No Rio Grande do Sul romance e história se confundem. Esta simbiose não é estranha nem única dentro do sistema literário brasileiro, mas a intensidade com que se deu e ainda se dá no extremo sul do país é peculiar.

Antonio Candido, na Formação da literatura brasileira - momentos decisivos, expôs de modo convincente o caráter empenhado da literatura brasileira. Nos momentos de consolidação do ideal de termos uma literatura autônoma em relação a suas matrizes modelares, no século XIX, prevaleceu a idéia de que criar uma expressão literária nacional ajudava a criar o país, e afirmar a sua independência. Em 1873 Machado de Assis, em seu ensaio publicado em Nova Iorque, "Instinto de Nacionalidade" (nome que lhe foi atribuído depois), já observara que o traço marcante da literatura brasileira era seu empenho nacionalista, para o bem e para o mal.

Para nós este empenho literário pode parecer irreal, ou até supérfluo: como pode uma literatura ajudar a consolidar uma nação e um país? Mas é necessário voltarmos nossos corações e mentes para aqueles momentos em que, no século XIX, o mapa das nações modernas começava a se desenhar. Muitos países, cuja existência hoje nos parece "natural", então não existiam: a Itália, a Alemanha, a Áustria, a Hungria, a Polônia, entre eles.

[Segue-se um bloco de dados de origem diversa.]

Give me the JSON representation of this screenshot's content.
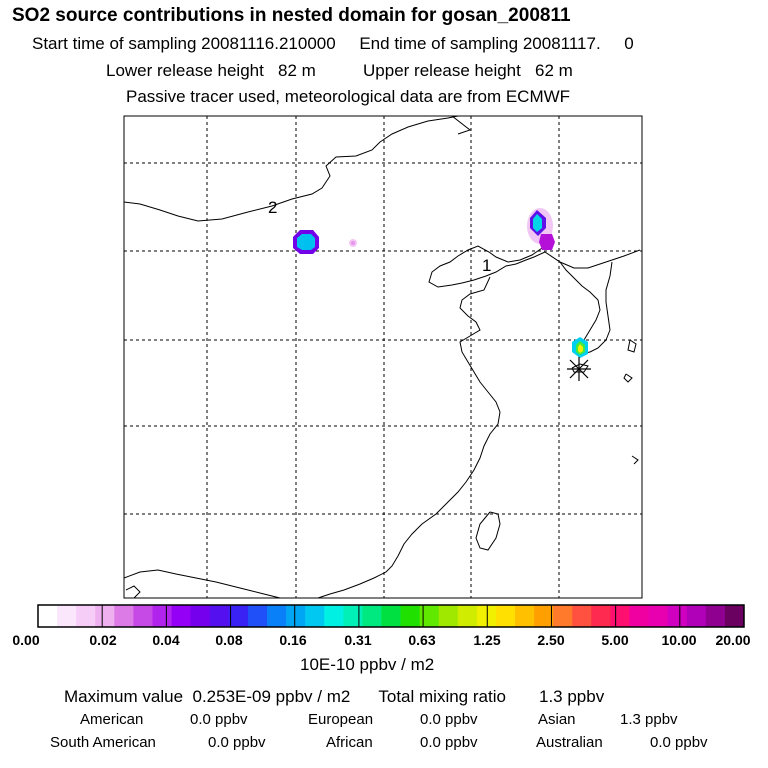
{
  "header": {
    "title": "SO2 source contributions in nested domain for gosan_200811",
    "start_label": "Start time of sampling",
    "start_value": "20081116.210000",
    "end_label": "End time of sampling",
    "end_value": "20081117.     0",
    "lower_label": "Lower release height",
    "lower_value": "82 m",
    "upper_label": "Upper release height",
    "upper_value": "62 m",
    "note": "Passive tracer used, meteorological data are from ECMWF"
  },
  "map": {
    "labels": [
      "2",
      "1"
    ],
    "station_marker": "asterisk-icon"
  },
  "colorbar": {
    "colors": [
      "#ffffff",
      "#fbe7fb",
      "#f6cdf6",
      "#efb0f0",
      "#dc7ae6",
      "#c64ae6",
      "#b024ee",
      "#9400f5",
      "#7400ee",
      "#5510f0",
      "#3a22f5",
      "#1f50f8",
      "#0a80f8",
      "#00a6f4",
      "#00c8f0",
      "#00f0e4",
      "#00f0b8",
      "#00e880",
      "#00e040",
      "#20e000",
      "#60e800",
      "#a0e800",
      "#d0ec00",
      "#f0f000",
      "#ffe000",
      "#ffc000",
      "#ffa000",
      "#ff7a2a",
      "#ff5040",
      "#ff2a50",
      "#ff1070",
      "#f000a0",
      "#e800b0",
      "#d000c0",
      "#b000b8",
      "#900090",
      "#6a0060"
    ],
    "tick_labels": [
      "0.00",
      "0.02",
      "0.04",
      "0.08",
      "0.16",
      "0.31",
      "0.63",
      "1.25",
      "2.50",
      "5.00",
      "10.00",
      "20.00"
    ],
    "unit": "10E-10 ppbv / m2"
  },
  "summary": {
    "max_label": "Maximum value",
    "max_value": "0.253E-09 ppbv / m2",
    "total_label": "Total mixing ratio",
    "total_value": "1.3 ppbv",
    "regions": [
      {
        "name": "American",
        "value": "0.0 ppbv"
      },
      {
        "name": "European",
        "value": "0.0 ppbv"
      },
      {
        "name": "Asian",
        "value": "1.3 ppbv"
      },
      {
        "name": "South American",
        "value": "0.0 ppbv"
      },
      {
        "name": "African",
        "value": "0.0 ppbv"
      },
      {
        "name": "Australian",
        "value": "0.0 ppbv"
      }
    ]
  }
}
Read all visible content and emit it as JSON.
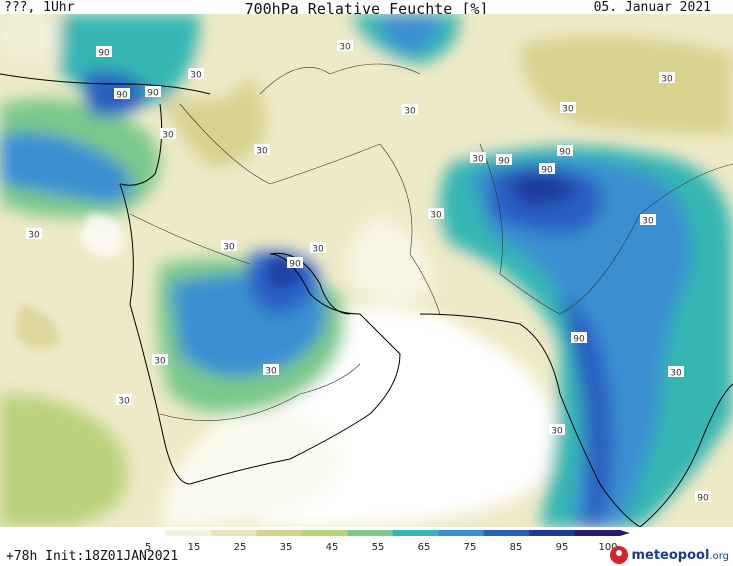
{
  "header": {
    "left": "???, 1Uhr",
    "title": "700hPa Relative Feuchte [%]",
    "date": "05. Januar 2021"
  },
  "footer": {
    "init": "+78h Init:18Z01JAN2021",
    "brand": "meteopool",
    "brand_suffix": ".org"
  },
  "legend": {
    "ticks": [
      "5",
      "15",
      "25",
      "35",
      "45",
      "55",
      "65",
      "75",
      "85",
      "95",
      "100"
    ],
    "colors": [
      "#ffffff",
      "#f4f1dc",
      "#e9e5b9",
      "#d8d28f",
      "#b9d27a",
      "#7cc98c",
      "#34b6b3",
      "#3a8fd1",
      "#2a5fc2",
      "#1f3a9e",
      "#2a1a6b"
    ]
  },
  "contour_labels": [
    {
      "text": "30"
    },
    {
      "text": "30"
    },
    {
      "text": "30"
    },
    {
      "text": "30"
    },
    {
      "text": "30"
    },
    {
      "text": "30"
    },
    {
      "text": "30"
    },
    {
      "text": "30"
    },
    {
      "text": "30"
    },
    {
      "text": "30"
    },
    {
      "text": "30"
    },
    {
      "text": "30"
    },
    {
      "text": "30"
    },
    {
      "text": "30"
    },
    {
      "text": "30"
    },
    {
      "text": "30"
    },
    {
      "text": "30"
    },
    {
      "text": "30"
    },
    {
      "text": "90"
    },
    {
      "text": "90"
    },
    {
      "text": "90"
    },
    {
      "text": "90"
    },
    {
      "text": "90"
    },
    {
      "text": "90"
    },
    {
      "text": "90"
    },
    {
      "text": "90"
    },
    {
      "text": "90"
    }
  ]
}
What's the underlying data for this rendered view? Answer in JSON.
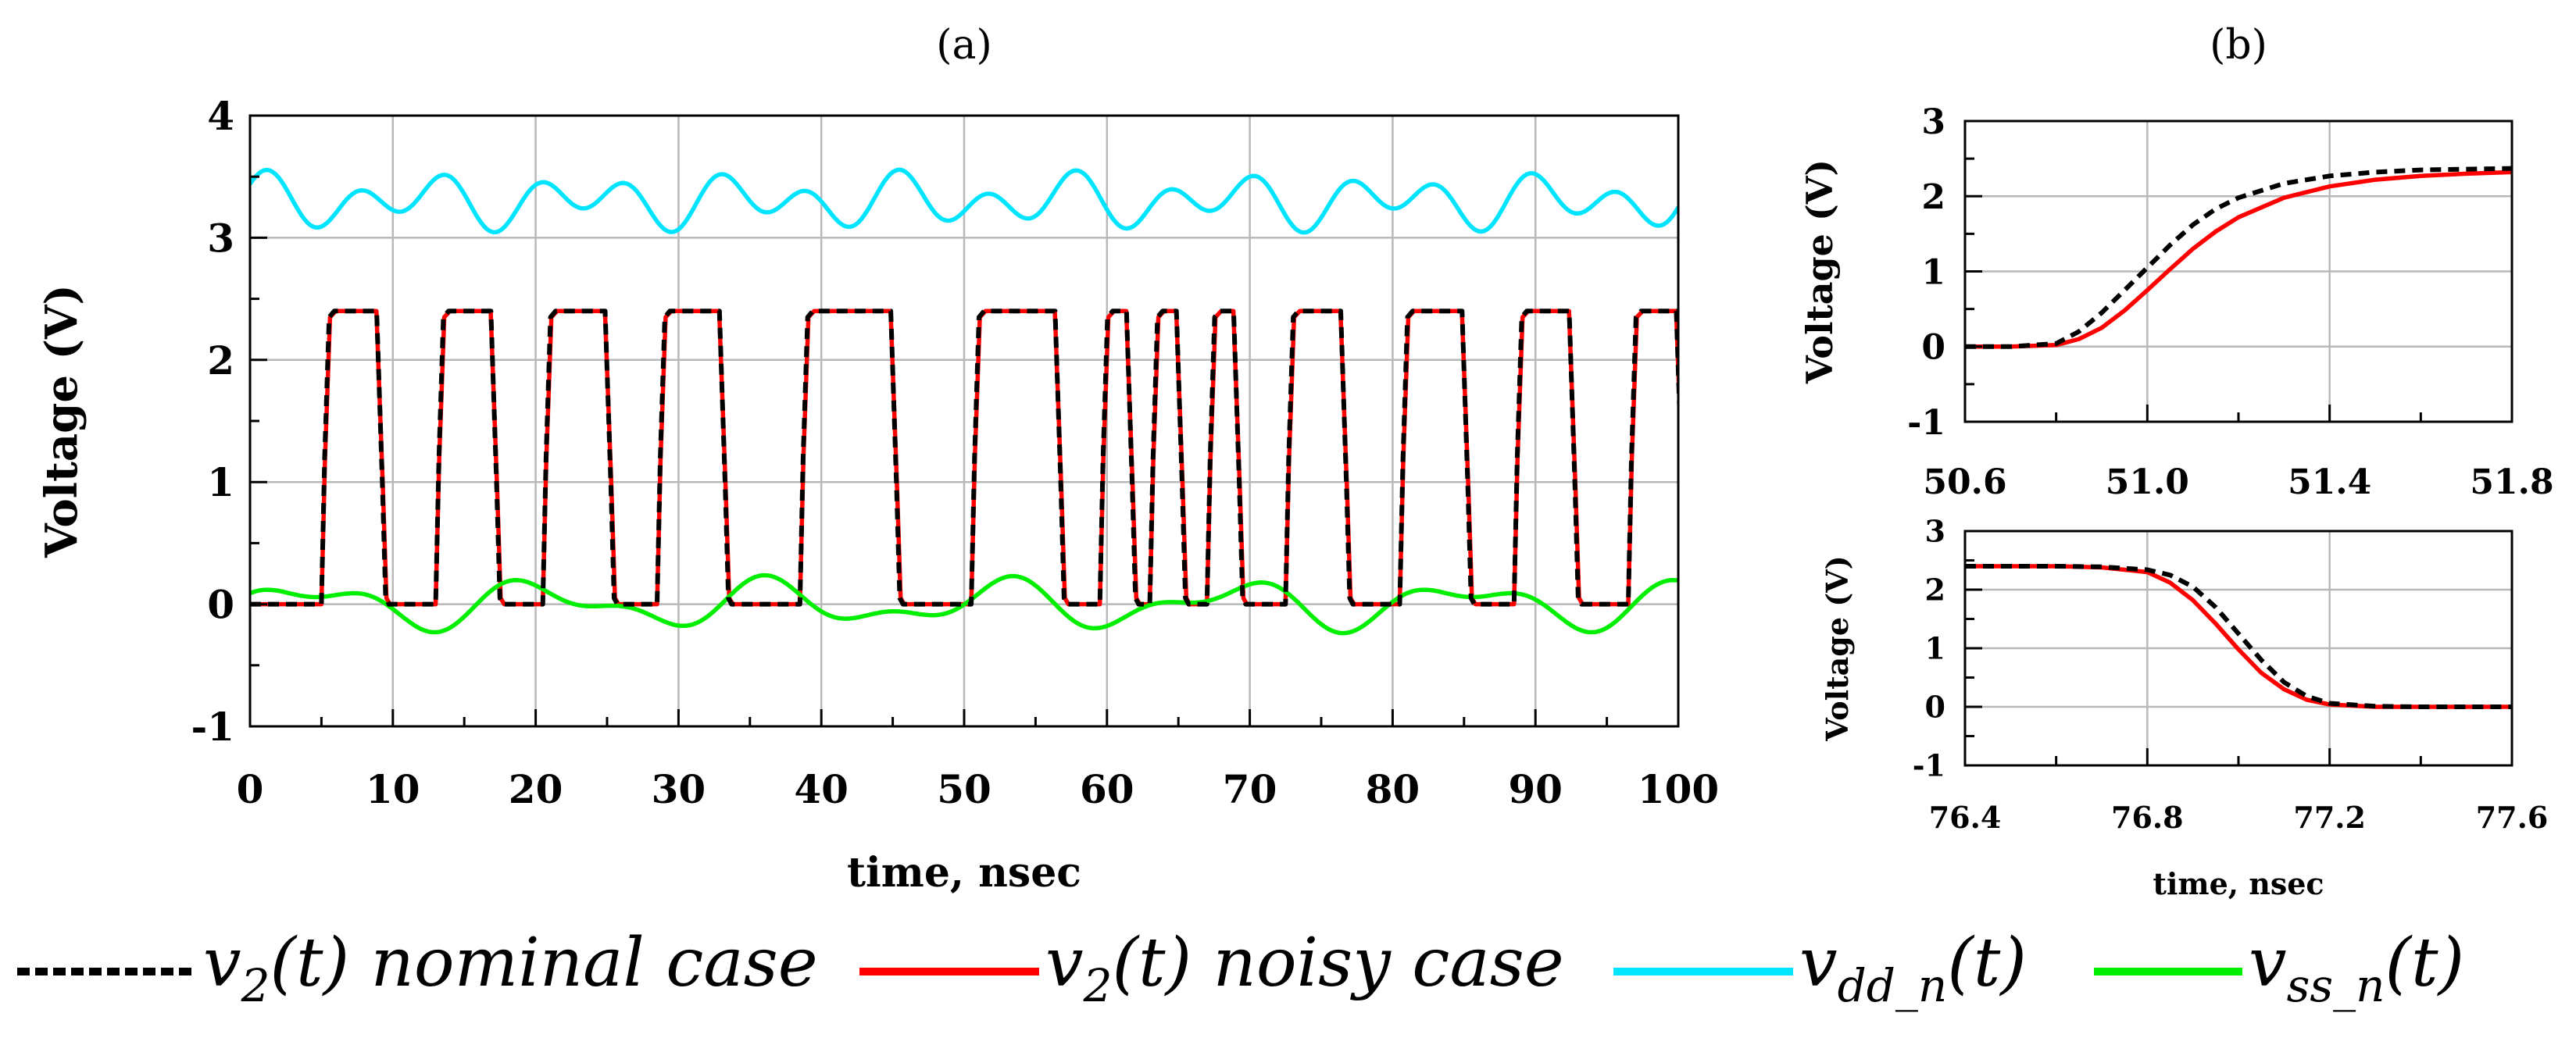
{
  "chart_data": [
    {
      "id": "a",
      "panel_label": "(a)",
      "type": "line",
      "xlabel": "time, nsec",
      "ylabel": "Voltage (V)",
      "xlim": [
        0,
        100
      ],
      "ylim": [
        -1,
        4
      ],
      "xticks": [
        0,
        10,
        20,
        30,
        40,
        50,
        60,
        70,
        80,
        90,
        100
      ],
      "xtick_labels": [
        "0",
        "10",
        "20",
        "30",
        "40",
        "50",
        "60",
        "70",
        "80",
        "90",
        "100"
      ],
      "yticks": [
        -1,
        0,
        1,
        2,
        3,
        4
      ],
      "ytick_labels": [
        "-1",
        "0",
        "1",
        "2",
        "3",
        "4"
      ],
      "grid": true,
      "series": [
        {
          "name": "v2(t) nominal case",
          "color": "#000000",
          "dash": true,
          "pulses": [
            [
              5,
              9
            ],
            [
              13,
              17
            ],
            [
              20.5,
              25
            ],
            [
              28.5,
              33
            ],
            [
              38.5,
              45
            ],
            [
              50.5,
              56.5
            ],
            [
              59.5,
              61.5
            ],
            [
              63,
              65
            ],
            [
              67,
              69
            ],
            [
              72.5,
              76.5
            ],
            [
              80.5,
              85
            ],
            [
              88.5,
              92.5
            ],
            [
              96.5,
              100
            ]
          ],
          "high": 2.4,
          "low": 0,
          "rise_ns": 0.9
        },
        {
          "name": "v2(t) noisy case",
          "color": "#ff0000",
          "dash": false,
          "pulses": [
            [
              5,
              9
            ],
            [
              13,
              17
            ],
            [
              20.5,
              25
            ],
            [
              28.5,
              33
            ],
            [
              38.5,
              45
            ],
            [
              50.5,
              56.5
            ],
            [
              59.5,
              61.5
            ],
            [
              63,
              65
            ],
            [
              67,
              69
            ],
            [
              72.5,
              76.5
            ],
            [
              80.5,
              85
            ],
            [
              88.5,
              92.5
            ],
            [
              96.5,
              100
            ]
          ],
          "high": 2.4,
          "low": 0,
          "rise_ns": 1.0
        },
        {
          "name": "vdd_n(t)",
          "color": "#00e5ff",
          "offset": 3.3,
          "components": [
            [
              0.16,
              6.3,
              0.3
            ],
            [
              0.1,
              11.3,
              1.2
            ]
          ]
        },
        {
          "name": "vss_n(t)",
          "color": "#00ee00",
          "offset": 0.0,
          "components": [
            [
              0.15,
              16.2,
              0.0
            ],
            [
              0.09,
              9.0,
              1.7
            ]
          ]
        }
      ]
    },
    {
      "id": "b_top",
      "panel_label": "(b)",
      "type": "line",
      "xlabel": "",
      "ylabel": "Voltage (V)",
      "xlim": [
        50.6,
        51.8
      ],
      "ylim": [
        -1,
        3
      ],
      "xticks": [
        50.6,
        51.0,
        51.4,
        51.8
      ],
      "xtick_labels": [
        "50.6",
        "51.0",
        "51.4",
        "51.8"
      ],
      "yticks": [
        -1,
        0,
        1,
        2,
        3
      ],
      "ytick_labels": [
        "-1",
        "0",
        "1",
        "2",
        "3"
      ],
      "grid": true,
      "series": [
        {
          "name": "v2(t) nominal case",
          "color": "#000000",
          "dash": true,
          "x": [
            50.6,
            50.7,
            50.8,
            50.85,
            50.9,
            50.95,
            51.0,
            51.05,
            51.1,
            51.15,
            51.2,
            51.3,
            51.4,
            51.5,
            51.6,
            51.7,
            51.8
          ],
          "y": [
            0,
            0,
            0.04,
            0.2,
            0.45,
            0.75,
            1.05,
            1.35,
            1.62,
            1.83,
            1.98,
            2.17,
            2.27,
            2.32,
            2.35,
            2.36,
            2.37
          ]
        },
        {
          "name": "v2(t) noisy case",
          "color": "#ff0000",
          "dash": false,
          "x": [
            50.6,
            50.7,
            50.8,
            50.85,
            50.9,
            50.95,
            51.0,
            51.05,
            51.1,
            51.15,
            51.2,
            51.3,
            51.4,
            51.5,
            51.6,
            51.7,
            51.8
          ],
          "y": [
            0,
            0,
            0.02,
            0.1,
            0.25,
            0.48,
            0.75,
            1.03,
            1.3,
            1.53,
            1.72,
            1.98,
            2.13,
            2.22,
            2.27,
            2.3,
            2.32
          ]
        }
      ]
    },
    {
      "id": "b_bottom",
      "panel_label": "",
      "type": "line",
      "xlabel": "time, nsec",
      "ylabel": "Voltage (V)",
      "xlim": [
        76.4,
        77.6
      ],
      "ylim": [
        -1,
        3
      ],
      "xticks": [
        76.4,
        76.8,
        77.2,
        77.6
      ],
      "xtick_labels": [
        "76.4",
        "76.8",
        "77.2",
        "77.6"
      ],
      "yticks": [
        -1,
        0,
        1,
        2,
        3
      ],
      "ytick_labels": [
        "-1",
        "0",
        "1",
        "2",
        "3"
      ],
      "grid": true,
      "series": [
        {
          "name": "v2(t) nominal case",
          "color": "#000000",
          "dash": true,
          "x": [
            76.4,
            76.6,
            76.7,
            76.8,
            76.85,
            76.9,
            76.95,
            77.0,
            77.05,
            77.1,
            77.15,
            77.2,
            77.3,
            77.4,
            77.6
          ],
          "y": [
            2.4,
            2.4,
            2.39,
            2.34,
            2.25,
            2.05,
            1.7,
            1.25,
            0.8,
            0.42,
            0.18,
            0.06,
            0.01,
            0,
            0
          ]
        },
        {
          "name": "v2(t) noisy case",
          "color": "#ff0000",
          "dash": false,
          "x": [
            76.4,
            76.6,
            76.7,
            76.8,
            76.85,
            76.9,
            76.95,
            77.0,
            77.05,
            77.1,
            77.15,
            77.2,
            77.3,
            77.4,
            77.6
          ],
          "y": [
            2.4,
            2.4,
            2.38,
            2.3,
            2.12,
            1.82,
            1.42,
            0.98,
            0.58,
            0.3,
            0.12,
            0.04,
            0,
            0,
            0
          ]
        }
      ]
    }
  ],
  "legend": {
    "entries": [
      {
        "color": "#000000",
        "dash": true,
        "var": "v",
        "sub": "2",
        "rest": "(t) nominal case"
      },
      {
        "color": "#ff0000",
        "dash": false,
        "var": "v",
        "sub": "2",
        "rest": "(t) noisy case"
      },
      {
        "color": "#00e5ff",
        "dash": false,
        "var": "v",
        "sub": "dd_n",
        "rest": "(t)"
      },
      {
        "color": "#00ee00",
        "dash": false,
        "var": "v",
        "sub": "ss_n",
        "rest": "(t)"
      }
    ]
  }
}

Nas Américas o mapa era mais conturbado ainda: nem Argentina nem Uruguai tinham se consolidado, a partir dos escombros do Império espanhol. A Argentina era um conglomerado de províncias dissidentes e com freqüência em guerra entre elas; e o Uruguai ainda permanecia como um estado-tampão entre as pretensões de Buenos Aires e a política do Império brasileiro.

Durante décadas houve uma guerra (ou várias) pelo controle da embocadura do Rio da Prata, com a participação das potências de então: Inglaterra, França, Espanha, e de várias brigadas internacionais, que, em geral, lutavam do lado de Montevidéu e contra Buenos Aires: houve brigadas de italianos (a mais famosa), de espanhóis, de franceses e outras.

No Brasil a unidade nacional ainda não se consolidara de todo. Além das guerras de fronteira, todas na região do Prata, várias revoltas regionais punham em questão a unidade herdada do Império português. Houve revoltas importantes em Pernambuco, no Pará, na Bahia, em São Paulo; a maior delas, e de mais longa duração, foi no Rio Grande do Sul (a Guerra dos Farrapos, 1835 - 1845), e se estendeu a Santa Catarina. Algumas delas envolveram a participação de escravos, ou de ex-escravos. A última foi a Revolução Praiera, em Pernambuco, em 1848: somente a partir de seu fracasso é que se pode dizer que o poder do Segundo Reinado se consolidou.

Sem dúvida a transferência da Corte de D. João VI para o Rio de Janeiro, em 1808, teve papel fundamental no sentido de preservar a unidade territorial do futuro Império do Brasil. Mas isso por si só não garantia um sentimento nacional. Dificultava mais ainda a construção desse sentimento o fato de que o novo império brasileiro não rompera seus laços com a dinastia dos Bragança nem com a principal instituição econômica do legado colonial: a escravidão. Uma boa parte da população que vivia no território nacional não eram tão brasileiros como os demais: eram párias institucionais, os escravos.

Foi dentro deste quadro que a intelectualidade da Corte, no Rio de Janeiro, logo seguida pelos intelectuais das demais províncias, se alçou a construtora do sentimento nacional. Para tanto, em diversos matizes, esses escritores, dramaturgos, músicos, críticos, pintores, historiadores, pensadores, puseram-se, nas artes, a "escrever a história" de seu país, ajudando a forjar um passado que desse lastro e tradição às expressões culturais do presente e às perspectivas do futuro. Essa cicatriz de nascença jamais abandonou de todo a produção cultural brasileira, em suas diversas manifestações. Com o passar das gerações, ao esforço de desenhar ou redesenhar o país juntou-se o esforço de "modernizá-lo", isto é, de arranca-lo dos grilhões que parecem prende-lo a um passado maldito, como o da escravidão ou o seu legado.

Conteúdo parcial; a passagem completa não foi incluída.